In the few seconds between tune and voice, Billy remembered, not in a linear progression of events in a long-won-war – events weren’t neat on the front – or even exploded fragments of image and taste and touch and smell, but in the body. Old aches and injuries hummed the melody from the tune loud enough to make him grit his teeth in a half-way feral grin that became all the way feral at Dom’s greeting. For a minute, Billy’s hand tightened around the bar stool he’d just set on the counter top; white knuckles twisted around a leg but reality set in sharp enough to make him let go. No way in a cold frozen hell could he swing it fast enough or hard enough to do a damn bit a good.
Which was a pity, really, because that tune had settled deep in Billy’s bones and never mind that he’d stopped dancing to it long ago, there were some things that a body remembered. And he could do with a bit of blood to bleed off the day far better than the neat and orderly house cleaning tasks of his new life.
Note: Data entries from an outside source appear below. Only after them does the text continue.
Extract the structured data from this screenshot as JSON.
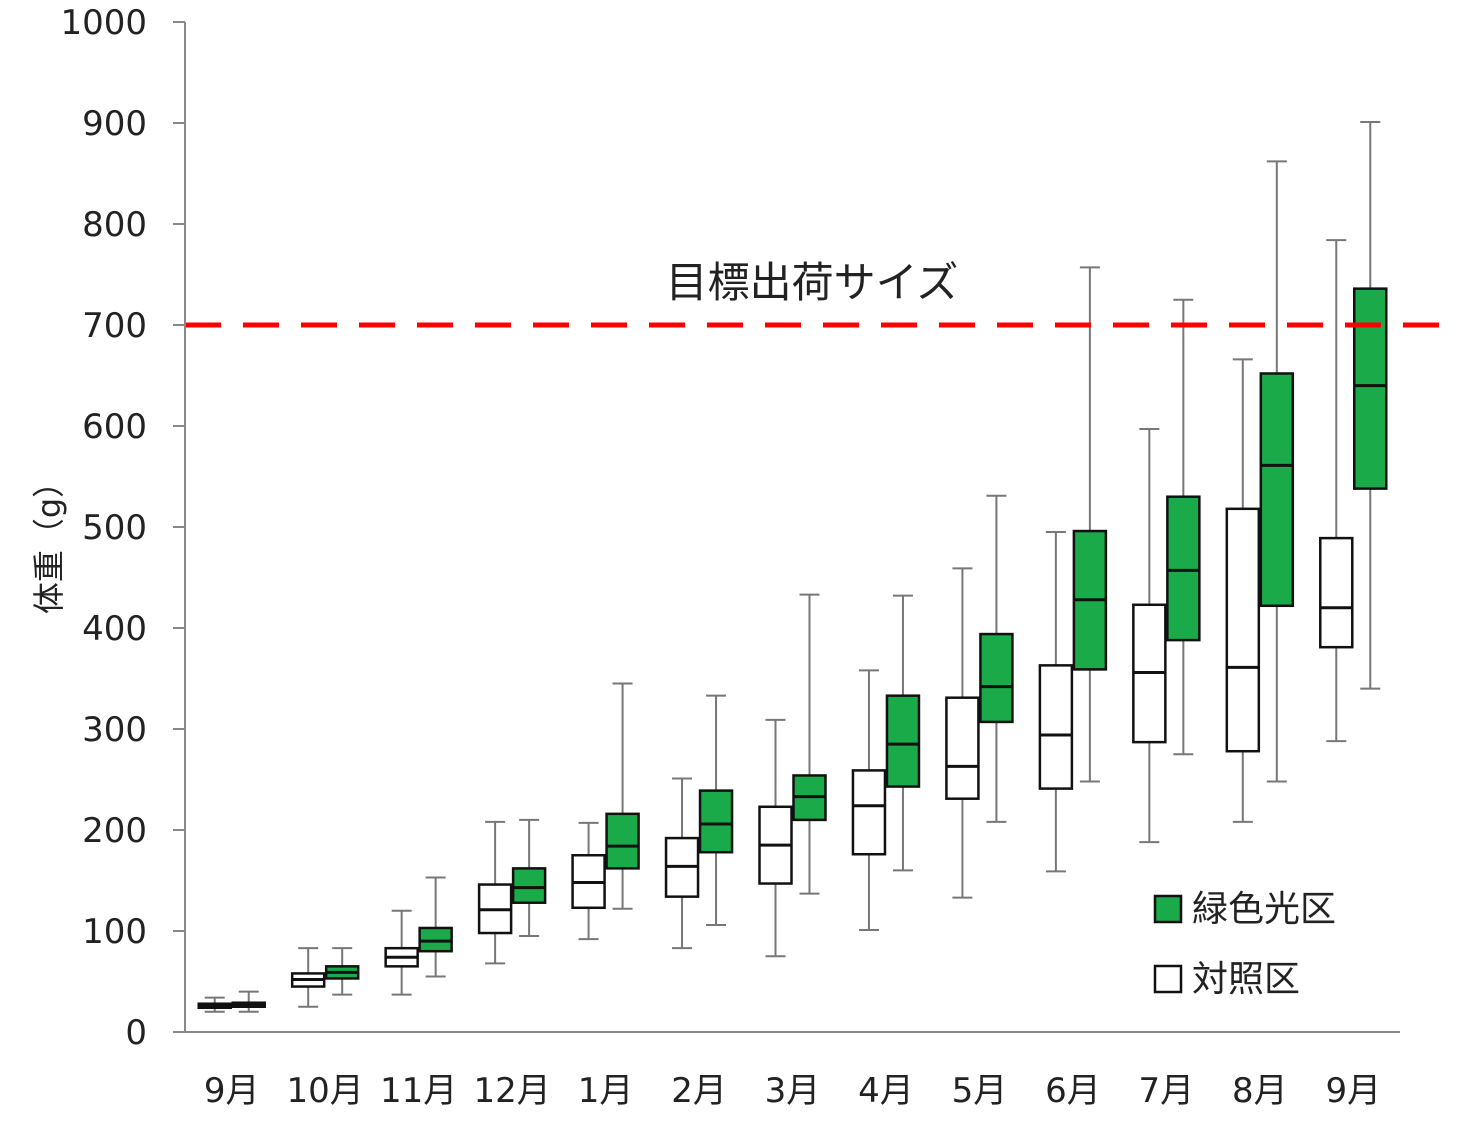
{
  "chart_data": {
    "type": "box",
    "ylabel": "体重（g）",
    "ylim": [
      0,
      1000
    ],
    "yticks": [
      0,
      100,
      200,
      300,
      400,
      500,
      600,
      700,
      800,
      900,
      1000
    ],
    "categories": [
      "9月",
      "10月",
      "11月",
      "12月",
      "1月",
      "2月",
      "3月",
      "4月",
      "5月",
      "6月",
      "7月",
      "8月",
      "9月"
    ],
    "reference_line": {
      "value": 700,
      "label": "目標出荷サイズ",
      "color": "#ff0000"
    },
    "legend_position": "bottom-right",
    "series": [
      {
        "name": "緑色光区",
        "color": "#1aaa4a",
        "boxes": [
          {
            "min": 20,
            "q1": 25,
            "median": 27,
            "q3": 29,
            "max": 40
          },
          {
            "min": 37,
            "q1": 53,
            "median": 59,
            "q3": 65,
            "max": 83
          },
          {
            "min": 55,
            "q1": 80,
            "median": 90,
            "q3": 103,
            "max": 153
          },
          {
            "min": 95,
            "q1": 128,
            "median": 143,
            "q3": 162,
            "max": 210
          },
          {
            "min": 122,
            "q1": 162,
            "median": 184,
            "q3": 216,
            "max": 345
          },
          {
            "min": 106,
            "q1": 178,
            "median": 206,
            "q3": 239,
            "max": 333
          },
          {
            "min": 137,
            "q1": 210,
            "median": 233,
            "q3": 254,
            "max": 433
          },
          {
            "min": 160,
            "q1": 243,
            "median": 285,
            "q3": 333,
            "max": 432
          },
          {
            "min": 208,
            "q1": 307,
            "median": 342,
            "q3": 394,
            "max": 531
          },
          {
            "min": 248,
            "q1": 359,
            "median": 428,
            "q3": 496,
            "max": 757
          },
          {
            "min": 275,
            "q1": 388,
            "median": 457,
            "q3": 530,
            "max": 725
          },
          {
            "min": 248,
            "q1": 422,
            "median": 561,
            "q3": 652,
            "max": 862
          },
          {
            "min": 340,
            "q1": 538,
            "median": 640,
            "q3": 736,
            "max": 901
          }
        ]
      },
      {
        "name": "対照区",
        "color": "#ffffff",
        "boxes": [
          {
            "min": 20,
            "q1": 24,
            "median": 26,
            "q3": 28,
            "max": 34
          },
          {
            "min": 25,
            "q1": 45,
            "median": 52,
            "q3": 58,
            "max": 83
          },
          {
            "min": 37,
            "q1": 65,
            "median": 74,
            "q3": 83,
            "max": 120
          },
          {
            "min": 68,
            "q1": 98,
            "median": 121,
            "q3": 146,
            "max": 208
          },
          {
            "min": 92,
            "q1": 123,
            "median": 148,
            "q3": 175,
            "max": 207
          },
          {
            "min": 83,
            "q1": 134,
            "median": 164,
            "q3": 192,
            "max": 251
          },
          {
            "min": 75,
            "q1": 147,
            "median": 185,
            "q3": 223,
            "max": 309
          },
          {
            "min": 101,
            "q1": 176,
            "median": 224,
            "q3": 259,
            "max": 358
          },
          {
            "min": 133,
            "q1": 231,
            "median": 263,
            "q3": 331,
            "max": 459
          },
          {
            "min": 159,
            "q1": 241,
            "median": 294,
            "q3": 363,
            "max": 495
          },
          {
            "min": 188,
            "q1": 287,
            "median": 356,
            "q3": 423,
            "max": 597
          },
          {
            "min": 208,
            "q1": 278,
            "median": 361,
            "q3": 518,
            "max": 666
          },
          {
            "min": 288,
            "q1": 381,
            "median": 420,
            "q3": 489,
            "max": 784
          }
        ]
      }
    ]
  }
}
The one he’d built ‘cause he was sick to death of always getting other people’s blood on him – friends, enemies, brother’s.
“Only two of us here, so not as many as you’d like.” Billy crossed his arms over his chest and slouched against the bar, keeping Dom in view. “What’d you want, bastard?” If given three guesses, Billy’d guess all the same – and probably be right, like asking the Grim Reaper what he was wanted while swinging from a rope. But still, it was what he did, ask the question and grin like his blood wasn’t pounding in his ears like goddamned canon fire.